Ah! ye poor lean ones! ye wretched Soakites and Vaporites! have not your niggardly fortunes enough rinsed ye out, and wizened ye, but ye must still be dragging the hose-pipe, and throwing still more cold Croton on yourselves and the world? Ah! attach the screw of your hose-pipe to some fine old butt of Madeira! pump us some sparkling wine into the world! see, see, already, from all eternity, two thirds of it have lain helplessly soaking!

II

With cheek rather pale, then, and lips rather blue, Pierre sits down to his plank.

But is Pierre packed in the mail for St. Petersburg this morning? Over his boots are his moccasins; over his ordinary coat is his surtout; and over that, a cloak of Isabel's. Now he is squared to his plank; and at his hint, the affectionate Isabel gently pushes his chair closer to it, for he is so muffled, he can hardly move of himself. Now Delly comes in with bricks hot from the stove; and now Isabel and she with devoted solicitude pack away these comforting stones in the folds of an old blue cloak, a military garment of,the grandfather of Pierre, and tenderly arrange it both over and under his feet; but putting the warm flagging beneath. Then Delly brings still another hot brick to put under his ink-stand, to prevent the ink from thickening. Then Isabel drags the camp-bedstead nearer to him, on which are the two or three books he may possibly have occasion to refer to that day, with a biscuit or two, and some water, and a clean towel, and a basin. Then she leans against the plank by the elbow of Pierre, a crook-ended stick. Is Pierre a shepherd, or a bishop, or a cripple? No, but he has in effect, reduced himself to the miserable condition of the last.
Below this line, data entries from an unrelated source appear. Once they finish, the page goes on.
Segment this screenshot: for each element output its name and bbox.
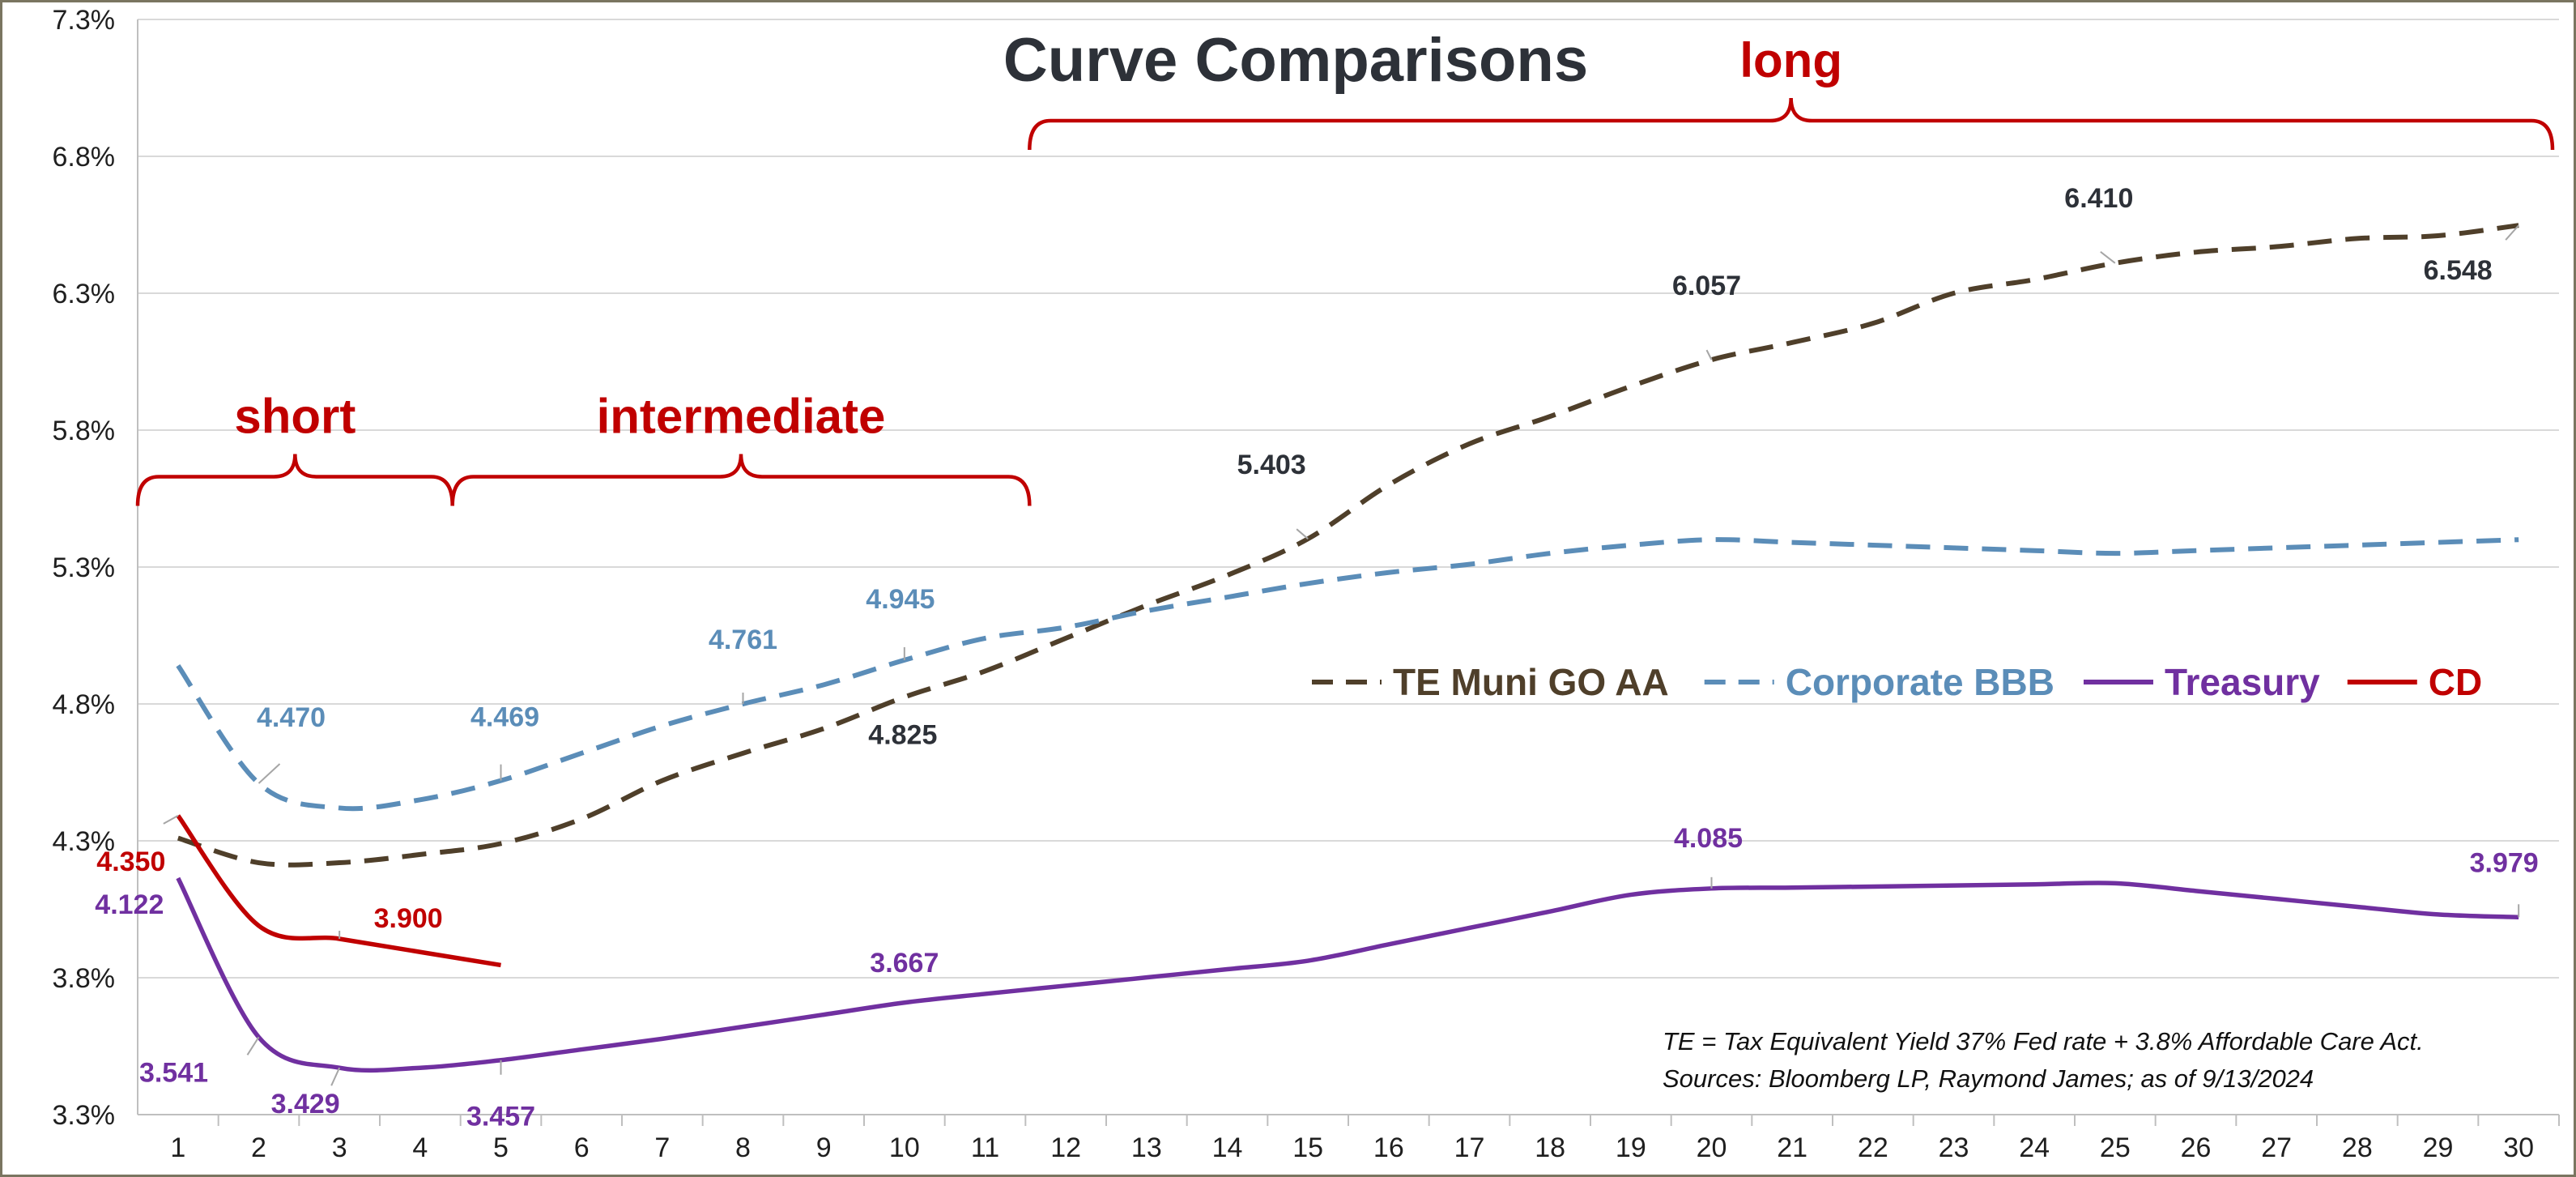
- x-tick-label: 21: [1777, 1132, 1807, 1163]
- data-label-treasury: 4.122: [95, 889, 164, 920]
- series-lines: [176, 223, 2519, 1073]
- bracket-label-intermediate: intermediate: [597, 389, 886, 443]
- data-label-leader: [2100, 251, 2116, 264]
- data-label-corporate-bbb: 4.945: [866, 584, 935, 615]
- x-tick-label: 23: [1939, 1132, 1969, 1163]
- data-label-leader: [258, 763, 281, 784]
- y-tick-label: 3.3%: [53, 1100, 116, 1131]
- bracket-label-long: long: [1739, 33, 1842, 87]
- x-tick-label: 1: [170, 1132, 185, 1163]
- legend: TE Muni GO AA Corporate BBB Treasury CD: [1312, 661, 2482, 703]
- data-label-treasury: 4.085: [1674, 823, 1743, 854]
- gridlines: [138, 19, 2559, 1115]
- x-tick-label: 28: [2342, 1132, 2373, 1163]
- chart-title: Curve Comparisons: [1003, 26, 1588, 95]
- x-tick-label: 15: [1292, 1132, 1323, 1163]
- x-tick-label: 5: [493, 1132, 509, 1163]
- data-label-corporate-bbb: 4.470: [257, 702, 326, 733]
- x-tick-label: 14: [1212, 1132, 1243, 1163]
- maturity-brackets: short intermediate long: [135, 33, 2555, 506]
- data-labels: 4.825 5.403 6.057 6.410 6.548 4.470 4.469 4.761…: [95, 183, 2538, 1132]
- data-label-cd: 4.350: [96, 847, 165, 877]
- data-label-treasury: 3.429: [271, 1089, 340, 1119]
- data-label-te-muni-go-aa: 6.057: [1672, 271, 1741, 301]
- data-label-leader: [1705, 349, 1713, 360]
- x-tick-label: 22: [1858, 1132, 1888, 1163]
- y-tick-label: 3.8%: [53, 963, 116, 994]
- x-tick-label: 24: [2019, 1132, 2050, 1163]
- x-tick-label: 3: [332, 1132, 347, 1163]
- bracket-label-short: short: [234, 389, 356, 443]
- data-label-cd: 3.900: [374, 903, 443, 934]
- x-tick-label: 18: [1535, 1132, 1565, 1163]
- data-label-treasury: 3.457: [466, 1102, 535, 1132]
- x-tick-label: 20: [1697, 1132, 1727, 1163]
- data-label-leader: [246, 1036, 260, 1055]
- x-tick-label: 4: [412, 1132, 428, 1163]
- x-tick-label: 16: [1373, 1132, 1404, 1163]
- x-tick-label: 9: [816, 1132, 832, 1163]
- data-label-leader: [330, 1067, 341, 1086]
- footnote: TE = Tax Equivalent Yield 37% Fed rate +…: [1663, 1027, 2424, 1093]
- data-label-te-muni-go-aa: 5.403: [1237, 450, 1306, 480]
- data-label-te-muni-go-aa: 6.410: [2064, 183, 2133, 214]
- data-label-corporate-bbb: 4.761: [709, 625, 777, 655]
- data-label-treasury: 3.541: [139, 1057, 208, 1088]
- y-tick-label: 6.3%: [53, 279, 116, 309]
- x-tick-label: 13: [1131, 1132, 1162, 1163]
- legend-label-corporate-bbb: Corporate BBB: [1786, 661, 2054, 703]
- x-tick-label: 27: [2261, 1132, 2292, 1163]
- data-label-leader: [1296, 528, 1309, 539]
- series-line-cd: [176, 814, 501, 968]
- x-tick-label: 12: [1050, 1132, 1081, 1163]
- legend-label-te-muni-go-aa: TE Muni GO AA: [1393, 661, 1669, 703]
- series-line-treasury: [176, 876, 2519, 1073]
- footnote-line: Sources: Bloomberg LP, Raymond James; as…: [1663, 1064, 2314, 1093]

With the crook-ended cane, Pierre-unable to rise without sadly impairing his manifold intrenchments, and admitting the cold air into their innermost nooks, — Pierre, if in his solitude, he should chance to need any thing beyond the reach of his arm, then the crook-ended cane drags it to his immediate vicinity.

Pierre glances slowly all round him; every thing seems to be right; he looks up with a grateful, melancholy satisfaction at Isabel; a tear gathers in her eye; but she conceals it from him by coming very close to him, stooping over, and kissing his brow. 'Tis her lips that leave the warm moisture there; not her tears, she says.

"I suppose I must go now, Pierre. Now don't, don't be so long to-day. I will call thee at half-past four. Thou shall not strain thine eyes in the twilight."

"We will see about that," says Pierre, with an unobserved attempt at a very sad pun. "Come, thou must go. Leave me."

And there he is left.

Pierre is young; heaven gave him the divinest, freshest form of a man; put light into his eye, and fire into his blood, and brawn into his arm, and a joyous, jubilant, overflowing, up-bubbling, universal life in him everywhere. Now look around in that most miserable room, and at that most miserable of all the pursuits of a man, and say if here be the place, and this be the trade, that God intended him for. A rickety chair, two hollow barrels, a plank, paper, pens, and infernally black ink, four leprously dingy white walls, no carpet, a cup of water, and a dry biscuit or two. Oh, I hear the leap of the Texan Camanche, as at this moment he goes crashing like a wild deer through the green underbrush; I hear his glorious whoop of savage and untamable health; and then I look in at Pierre. If physical, practical unreason make the savage, which is he? Civilization, Philosophy, Ideal Virtue! behold your victim!